I had physical therapy after school.

I have been balancing on a Bosu ball for a month or two, and after my first one-minute round, I knew I needed to change things up, so I asked my therapist if he could make it more challenging.

He put a little gel disk on the floor and told me to balance on that.

I laughed.  I figured I’d nail it easily.

Y’all . . . I could not even let go of the bars.

I had tears in my eyes from frustration.

I did not cry though.

One of the other therapists told me that my first goal was to stop white-knuckling the bars.  She said to hold on but not so tight.  She suggested that the next visit, we could work on me holding on by my fingertips.

My other therapist just chuckled.  He said, “You told me to make it harder.”  Yep.  I did.  It took me back to our first conversation my very first visit.  I had told him that I would work hard and that I wanted him to push me.  He has kept his promise to do just that.

I’m finding myself able to do my cone work at physical therapy a little bit easier.  It’s still the toughest exercise I’m doing there because of the balancing I have to do; my ankle is usually pretty sore afterward.

Thank heavens for the icing down and electric therapy at the end of each session.

Last week, I continued with my Piyo workouts.

Oh my golly, but Buns was a tough day.  It was good for my legs but oy vey!

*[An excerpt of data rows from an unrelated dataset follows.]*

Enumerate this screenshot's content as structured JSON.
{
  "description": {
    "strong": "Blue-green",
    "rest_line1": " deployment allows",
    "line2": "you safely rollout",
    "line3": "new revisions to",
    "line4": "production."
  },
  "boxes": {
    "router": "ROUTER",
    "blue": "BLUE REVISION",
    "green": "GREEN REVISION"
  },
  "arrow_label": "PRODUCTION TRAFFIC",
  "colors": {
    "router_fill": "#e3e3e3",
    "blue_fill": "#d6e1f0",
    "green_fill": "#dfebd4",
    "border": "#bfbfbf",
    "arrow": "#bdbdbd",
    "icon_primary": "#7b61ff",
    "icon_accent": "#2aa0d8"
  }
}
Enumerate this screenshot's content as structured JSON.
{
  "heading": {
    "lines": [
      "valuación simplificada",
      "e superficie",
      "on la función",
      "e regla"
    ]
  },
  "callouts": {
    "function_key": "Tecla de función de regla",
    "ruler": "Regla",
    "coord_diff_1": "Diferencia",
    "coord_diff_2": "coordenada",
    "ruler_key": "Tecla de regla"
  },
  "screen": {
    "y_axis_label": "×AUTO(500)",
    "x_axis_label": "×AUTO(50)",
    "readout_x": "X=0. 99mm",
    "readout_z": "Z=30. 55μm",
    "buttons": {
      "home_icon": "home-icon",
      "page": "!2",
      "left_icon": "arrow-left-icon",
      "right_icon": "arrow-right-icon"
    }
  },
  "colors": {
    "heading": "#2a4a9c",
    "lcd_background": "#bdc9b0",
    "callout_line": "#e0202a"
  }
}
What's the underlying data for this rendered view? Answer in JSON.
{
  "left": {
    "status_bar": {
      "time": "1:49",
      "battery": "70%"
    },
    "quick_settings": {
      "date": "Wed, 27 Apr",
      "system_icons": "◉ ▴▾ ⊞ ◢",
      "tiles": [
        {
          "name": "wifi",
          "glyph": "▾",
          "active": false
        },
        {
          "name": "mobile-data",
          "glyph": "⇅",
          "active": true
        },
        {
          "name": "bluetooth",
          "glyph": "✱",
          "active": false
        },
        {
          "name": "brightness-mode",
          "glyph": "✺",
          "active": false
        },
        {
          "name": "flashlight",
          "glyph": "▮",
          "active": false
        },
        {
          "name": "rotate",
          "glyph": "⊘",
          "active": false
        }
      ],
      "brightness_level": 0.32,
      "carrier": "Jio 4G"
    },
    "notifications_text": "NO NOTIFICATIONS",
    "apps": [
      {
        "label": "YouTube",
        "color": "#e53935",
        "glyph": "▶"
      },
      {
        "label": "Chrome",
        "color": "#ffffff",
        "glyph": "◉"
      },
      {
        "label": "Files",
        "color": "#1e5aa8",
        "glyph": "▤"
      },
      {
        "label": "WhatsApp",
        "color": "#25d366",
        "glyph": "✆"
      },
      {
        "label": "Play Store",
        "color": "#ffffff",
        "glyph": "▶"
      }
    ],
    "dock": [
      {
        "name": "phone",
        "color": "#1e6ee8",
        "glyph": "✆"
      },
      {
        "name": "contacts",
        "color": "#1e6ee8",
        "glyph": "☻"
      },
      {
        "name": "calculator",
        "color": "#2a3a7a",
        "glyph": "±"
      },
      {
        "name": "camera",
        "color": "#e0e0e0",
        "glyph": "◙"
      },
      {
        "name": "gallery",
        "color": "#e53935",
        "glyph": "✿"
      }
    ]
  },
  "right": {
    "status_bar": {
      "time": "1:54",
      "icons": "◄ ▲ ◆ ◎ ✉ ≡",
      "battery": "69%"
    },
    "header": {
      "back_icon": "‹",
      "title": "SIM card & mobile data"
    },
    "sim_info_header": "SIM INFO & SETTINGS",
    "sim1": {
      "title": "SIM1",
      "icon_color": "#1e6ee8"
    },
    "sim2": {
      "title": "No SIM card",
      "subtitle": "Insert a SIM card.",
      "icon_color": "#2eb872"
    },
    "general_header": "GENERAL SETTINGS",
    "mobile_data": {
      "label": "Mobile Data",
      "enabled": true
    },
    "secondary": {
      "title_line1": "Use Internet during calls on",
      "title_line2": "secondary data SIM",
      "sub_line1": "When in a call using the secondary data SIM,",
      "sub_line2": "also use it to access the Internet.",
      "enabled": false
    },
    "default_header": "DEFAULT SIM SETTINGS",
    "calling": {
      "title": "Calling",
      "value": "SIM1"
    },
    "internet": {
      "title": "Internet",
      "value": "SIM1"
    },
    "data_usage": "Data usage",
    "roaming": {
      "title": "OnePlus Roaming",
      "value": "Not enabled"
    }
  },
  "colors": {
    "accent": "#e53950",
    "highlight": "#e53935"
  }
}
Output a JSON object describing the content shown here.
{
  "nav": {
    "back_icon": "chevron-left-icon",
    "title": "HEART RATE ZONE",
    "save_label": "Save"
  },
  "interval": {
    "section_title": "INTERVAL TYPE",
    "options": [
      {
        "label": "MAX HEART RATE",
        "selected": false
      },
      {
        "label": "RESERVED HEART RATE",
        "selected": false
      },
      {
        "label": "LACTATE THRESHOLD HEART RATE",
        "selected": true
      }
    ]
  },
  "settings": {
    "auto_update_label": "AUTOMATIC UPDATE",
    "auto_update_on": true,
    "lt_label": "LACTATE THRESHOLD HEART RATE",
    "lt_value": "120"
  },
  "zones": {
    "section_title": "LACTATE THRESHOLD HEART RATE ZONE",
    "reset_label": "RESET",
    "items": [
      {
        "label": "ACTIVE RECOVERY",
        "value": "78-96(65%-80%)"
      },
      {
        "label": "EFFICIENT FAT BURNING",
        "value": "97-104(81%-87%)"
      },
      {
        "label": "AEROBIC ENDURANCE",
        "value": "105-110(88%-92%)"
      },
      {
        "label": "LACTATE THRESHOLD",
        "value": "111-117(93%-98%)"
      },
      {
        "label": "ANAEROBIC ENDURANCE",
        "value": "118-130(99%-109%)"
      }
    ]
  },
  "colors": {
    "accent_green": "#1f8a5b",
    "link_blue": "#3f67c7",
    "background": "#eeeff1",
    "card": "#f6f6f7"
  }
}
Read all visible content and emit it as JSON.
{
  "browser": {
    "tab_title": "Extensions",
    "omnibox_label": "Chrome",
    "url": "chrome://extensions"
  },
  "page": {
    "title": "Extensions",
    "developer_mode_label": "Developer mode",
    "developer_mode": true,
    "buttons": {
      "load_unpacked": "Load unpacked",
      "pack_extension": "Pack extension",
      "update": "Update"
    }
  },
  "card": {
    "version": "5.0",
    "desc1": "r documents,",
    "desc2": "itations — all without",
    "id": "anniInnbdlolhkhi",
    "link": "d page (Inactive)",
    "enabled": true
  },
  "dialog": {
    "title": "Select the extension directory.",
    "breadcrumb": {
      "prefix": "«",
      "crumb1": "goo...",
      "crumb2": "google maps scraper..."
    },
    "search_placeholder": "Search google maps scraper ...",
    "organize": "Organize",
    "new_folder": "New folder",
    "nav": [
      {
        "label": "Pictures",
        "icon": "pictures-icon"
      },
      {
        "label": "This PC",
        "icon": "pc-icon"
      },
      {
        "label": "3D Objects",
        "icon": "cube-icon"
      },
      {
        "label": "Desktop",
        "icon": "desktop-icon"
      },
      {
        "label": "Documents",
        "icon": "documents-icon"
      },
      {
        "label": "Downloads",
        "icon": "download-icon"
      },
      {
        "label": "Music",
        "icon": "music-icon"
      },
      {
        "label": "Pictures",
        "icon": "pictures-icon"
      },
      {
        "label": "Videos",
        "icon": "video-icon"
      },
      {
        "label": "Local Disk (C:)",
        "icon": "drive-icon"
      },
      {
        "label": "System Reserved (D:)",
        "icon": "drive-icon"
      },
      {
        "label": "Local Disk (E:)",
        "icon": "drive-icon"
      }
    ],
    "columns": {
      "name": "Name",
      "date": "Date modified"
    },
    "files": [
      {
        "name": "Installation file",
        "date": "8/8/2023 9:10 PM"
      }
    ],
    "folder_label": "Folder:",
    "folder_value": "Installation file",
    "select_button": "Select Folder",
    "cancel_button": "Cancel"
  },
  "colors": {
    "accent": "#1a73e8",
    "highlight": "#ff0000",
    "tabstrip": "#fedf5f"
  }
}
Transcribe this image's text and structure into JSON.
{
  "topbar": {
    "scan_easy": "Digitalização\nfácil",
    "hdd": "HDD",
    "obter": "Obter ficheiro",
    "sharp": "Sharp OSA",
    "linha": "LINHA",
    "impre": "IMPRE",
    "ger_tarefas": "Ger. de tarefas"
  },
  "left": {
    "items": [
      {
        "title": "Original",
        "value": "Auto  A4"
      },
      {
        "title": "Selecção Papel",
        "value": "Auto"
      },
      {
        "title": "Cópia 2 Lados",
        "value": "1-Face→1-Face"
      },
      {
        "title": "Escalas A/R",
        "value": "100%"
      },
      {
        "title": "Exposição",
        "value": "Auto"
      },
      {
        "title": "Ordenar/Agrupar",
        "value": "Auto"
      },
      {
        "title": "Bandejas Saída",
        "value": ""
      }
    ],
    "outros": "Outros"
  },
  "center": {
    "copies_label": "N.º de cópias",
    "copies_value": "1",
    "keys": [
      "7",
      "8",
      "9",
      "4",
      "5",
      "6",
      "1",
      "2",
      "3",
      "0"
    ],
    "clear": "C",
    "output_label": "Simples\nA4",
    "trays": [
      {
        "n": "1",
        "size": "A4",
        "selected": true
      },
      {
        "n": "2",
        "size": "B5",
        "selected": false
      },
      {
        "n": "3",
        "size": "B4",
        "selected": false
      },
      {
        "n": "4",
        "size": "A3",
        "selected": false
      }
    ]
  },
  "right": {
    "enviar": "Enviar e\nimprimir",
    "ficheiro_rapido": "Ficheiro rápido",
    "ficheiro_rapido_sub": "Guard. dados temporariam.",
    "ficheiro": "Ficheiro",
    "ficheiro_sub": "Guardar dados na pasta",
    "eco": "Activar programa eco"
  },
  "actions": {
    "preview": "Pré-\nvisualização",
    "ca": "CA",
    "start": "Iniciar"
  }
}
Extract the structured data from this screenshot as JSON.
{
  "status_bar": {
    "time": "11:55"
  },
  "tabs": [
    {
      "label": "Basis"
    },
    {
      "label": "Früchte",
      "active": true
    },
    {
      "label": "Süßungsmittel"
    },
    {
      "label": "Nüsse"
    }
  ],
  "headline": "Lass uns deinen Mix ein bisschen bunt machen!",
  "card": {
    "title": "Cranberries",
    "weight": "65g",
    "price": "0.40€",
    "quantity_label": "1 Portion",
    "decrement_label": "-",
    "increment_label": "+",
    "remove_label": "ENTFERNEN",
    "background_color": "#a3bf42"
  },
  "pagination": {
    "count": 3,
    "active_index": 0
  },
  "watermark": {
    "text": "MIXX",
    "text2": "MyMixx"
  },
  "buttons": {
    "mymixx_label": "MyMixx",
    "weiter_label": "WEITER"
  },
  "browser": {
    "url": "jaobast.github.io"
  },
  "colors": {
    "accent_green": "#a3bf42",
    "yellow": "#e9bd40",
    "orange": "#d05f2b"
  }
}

I did a tough routine on Sunday . . . Strength Intervals.  I had to do a lot of the modifications because I cannot move laterally yet, per my physical therapist’s instructions.  I also cannot jump or jog, so I walked with my knees up at those sections.  I did one-handed burpees, more like lunges with one hand on the floor with absolutely no jumping at all.  It was a good workout for me, though, because I worked on a lot of lower body strength, which is what we are focusing on in physical therapy.

I am thankful that I can work out again.  One of the things that frustrated me so much when I was laid up was feeling like all of the hard work I’d done to get back in shape was going by the wayside.  I am deriving much satisfaction in burning calories again and gaining flexibility.

On Saturday, I decided to try to go for another walk.  I figured that I had given myself last weekend off, so maybe I would be okay.

The Mr. said, as I was leaving, “Are you sure about this?”  Yeah.  I was.

I walked a total of 3.28 miles, finally completing my Run Now Gobble Later 5k, a Gone for a Run virtual race I’d originally planned on running the week of Thanksgiving with my friend, Rebecca.  Of course, that’s when I had my little “mishap,” so I wasn’t able to do it.

I slowed my pace down a lot from the last time I’d walked in an attempt to prevent residual pain.  I did start hurting when I hit the 1.5 mile mark.  I’m going to ask my PT where the malleolar bone is.  I think it’s the back one .  . . one of the three I broke.  That’s where I hurt a lot when I walk.  I’m wondering if it’s just going to take longer to fully heal.

Still, I pushed through, iced down when I got home, and binged on Netflix the rest of the day.

Waking up this morning . . . knowing that I’d hit this big milestone . . . was especially poignant.  I still keenly remember googling “Trimalleolar Fracture” back in the ER that fateful night and reading that it would take between 18-24 months to recover.  That’s one bitter pill to swallow.

And now I’m between 1/4 and 1/3 of the way through.

Amazing.

This morning, when I walked into church, one of the guys the Mr. and I have become friends with commented, “You’re not limping!”

I wasn’t?

I hadn’t noticed.

I was having a good morning.

Perspective . . . time . . . God’s healing . . . there’s just something incredible about this journey, wouldn’t you say?

One Response

  1. Better late than never on that race 😉 I’m proud of you doing it at all… You work so hard!!!